Wade estrujó la servilleta sin darse cuenta. Era cierto que desconfiaba de ella pero, ¿de verdad había actuado como si la odiara? Vio que Leigh se mordía el labio inferior para evitar que temblara y se sintió como un canalla. No importaba lo que Leigh hubiera hecho en el pasado, intentaba ayudarle y él no le estaba dando facilidades.

– No te odio, Leigh. Ya ni siquiera te conozco. Cuando me fui eras poco más que una niña. Ahora eres toda una mujer.

– Soy una mujer que quiere conocerte mejor. ¿No podemos ser amigos?

Leigh sabía que no era completamente sincera. La amistad estaba bien para empezar, pero no quería detenerse ahí.

Wade deseó que pudiera ser tan sencillo. Una vez habían sido amigos y aquella amistad había florecido en amor. Si dejaba que Leigh se aproximara demasiado, podía enamorarse otra vez de ella. Supo que no podía hacerle ninguna promesa.

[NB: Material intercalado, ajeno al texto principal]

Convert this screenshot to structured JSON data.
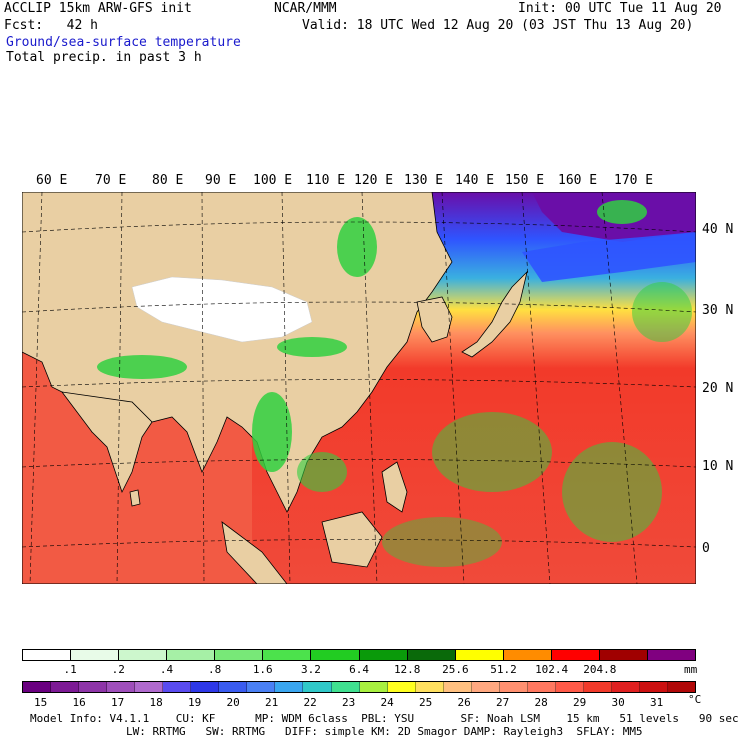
{
  "header": {
    "line1_left": "ACCLIP 15km ARW-GFS init",
    "line1_center": "NCAR/MMM",
    "line1_right": "Init: 00 UTC Tue 11 Aug 20",
    "line2_left": "Fcst:   42 h",
    "line2_right": "Valid: 18 UTC Wed 12 Aug 20 (03 JST Thu 13 Aug 20)",
    "field1": "Ground/sea-surface temperature",
    "field2": "Total precip. in past 3 h"
  },
  "map": {
    "lon_labels": [
      "60 E",
      "70 E",
      "80 E",
      "90 E",
      "100 E",
      "110 E",
      "120 E",
      "130 E",
      "140 E",
      "150 E",
      "160 E",
      "170 E"
    ],
    "lat_labels": [
      "40 N",
      "30 N",
      "20 N",
      "10 N",
      "0"
    ],
    "colors": {
      "land": "#e9cfa3",
      "tibet_snow": "#ffffff",
      "warm_sea": "#f23a2a",
      "cool_sea": "#2f54ff",
      "cold_sea": "#6a0ea8",
      "rain": "#30d040"
    }
  },
  "precip_legend": {
    "labels": [
      ".1",
      ".2",
      ".4",
      ".8",
      "1.6",
      "3.2",
      "6.4",
      "12.8",
      "25.6",
      "51.2",
      "102.4",
      "204.8"
    ],
    "unit": "mm",
    "colors": [
      "#ffffff",
      "#e8fbe8",
      "#cdf7cd",
      "#a6f0a6",
      "#78e878",
      "#4ce24c",
      "#22cc22",
      "#0a9a0a",
      "#0a6a0a",
      "#ffff00",
      "#ff8c00",
      "#ff0000",
      "#a00000",
      "#800080"
    ]
  },
  "temp_legend": {
    "labels": [
      "15",
      "16",
      "17",
      "18",
      "19",
      "20",
      "21",
      "22",
      "23",
      "24",
      "25",
      "26",
      "27",
      "28",
      "29",
      "30",
      "31"
    ],
    "unit": "°C",
    "colors": [
      "#6a0080",
      "#7d1a95",
      "#8e35a8",
      "#9f4fbb",
      "#b06ace",
      "#5a4cf0",
      "#2e38e8",
      "#3a5cf0",
      "#4a80f4",
      "#3aa6f0",
      "#30c8c8",
      "#40e090",
      "#a8f040",
      "#ffff20",
      "#ffe060",
      "#ffc080",
      "#ffa880",
      "#ff9070",
      "#ff7860",
      "#ff5a48",
      "#f23a2a",
      "#e02020",
      "#cc1010",
      "#b00808"
    ]
  },
  "footer": {
    "line1": "Model Info: V4.1.1    CU: KF      MP: WDM 6class  PBL: YSU       SF: Noah LSM    15 km   51 levels   90 sec",
    "line2": "LW: RRTMG   SW: RRTMG   DIFF: simple KM: 2D Smagor DAMP: Rayleigh3  SFLAY: MM5"
  }
}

– Nos hemos metido en esta investigación juntos, ¿de acuerdo? Antes de que hayamos terminado me conocerás mucho más de lo que hubieras deseado.

Leigh dudaba que alguna vez pudiera llegar a conocerle tan bien, pero no estaba dispuesta a admitirlo después de que él hubiera ignorado su pregunta. Tenía que enfrentarse al hecho de que él no quería renovar su relación con ella. Sin embargo, cuanto más tiempo pasaba con él, más deseaba que lo hiciera.

– ¿Quieres decir que me acompañarás a ver a Joyce? -preguntó aferrándose a la única ventaja de que disponía.

– Lo acabo de decir. Estamos juntos en esto.

Capítulo siete

Su conservación se había suavizado después de haber aireado sus diferencias. Sin embargo, prevalecía una rigidez que Leigh no sabía aliviar.

– ¿No te gustaría venir esta noche a cenar?

Wade la contempló y se dio cuenta de que había estado ofreciéndole ramas de olivo durante todo el día. Quería hacer las paces y quizá deseaba terminar lo que habían empezado en su juventud. La oferta era tentadora, pero no podía aceptarla. Tal vez pudiera perdonarla algún día, pero no estaba dispuesto a que le hirieran de nuevo.

– Tenemos cosas que discutir si queremos averiguar lo que le pasó a Sarah -insistió ella-. Necesitamos planear nuestros movimientos. La cena puede ser una buena ocasión.

– Lo dejaremos para otro día, Leigh. Ya hemos decidido que iremos a hablar con Joyce. Hazme saber cuándo le viene bien, ¿de acuerdo?

Cuando entró en su casa, Leigh se derrumbó en el sofá y se cubrió el rostro con las manos. Estaba segura de que algo verdadero y muy fuerte había sobrevivido a los años de separación. Leigh se quedó en el sofá hasta que el hambre la obligó a ir a la cocina.

El teléfono sonó y Leigh dejó caer a la olla el paquete de carne y verdura congelada que tenía en las manos. Decidió no mencionarle a Wade la cena congelada con la esperanza de que todavía pudieran verse.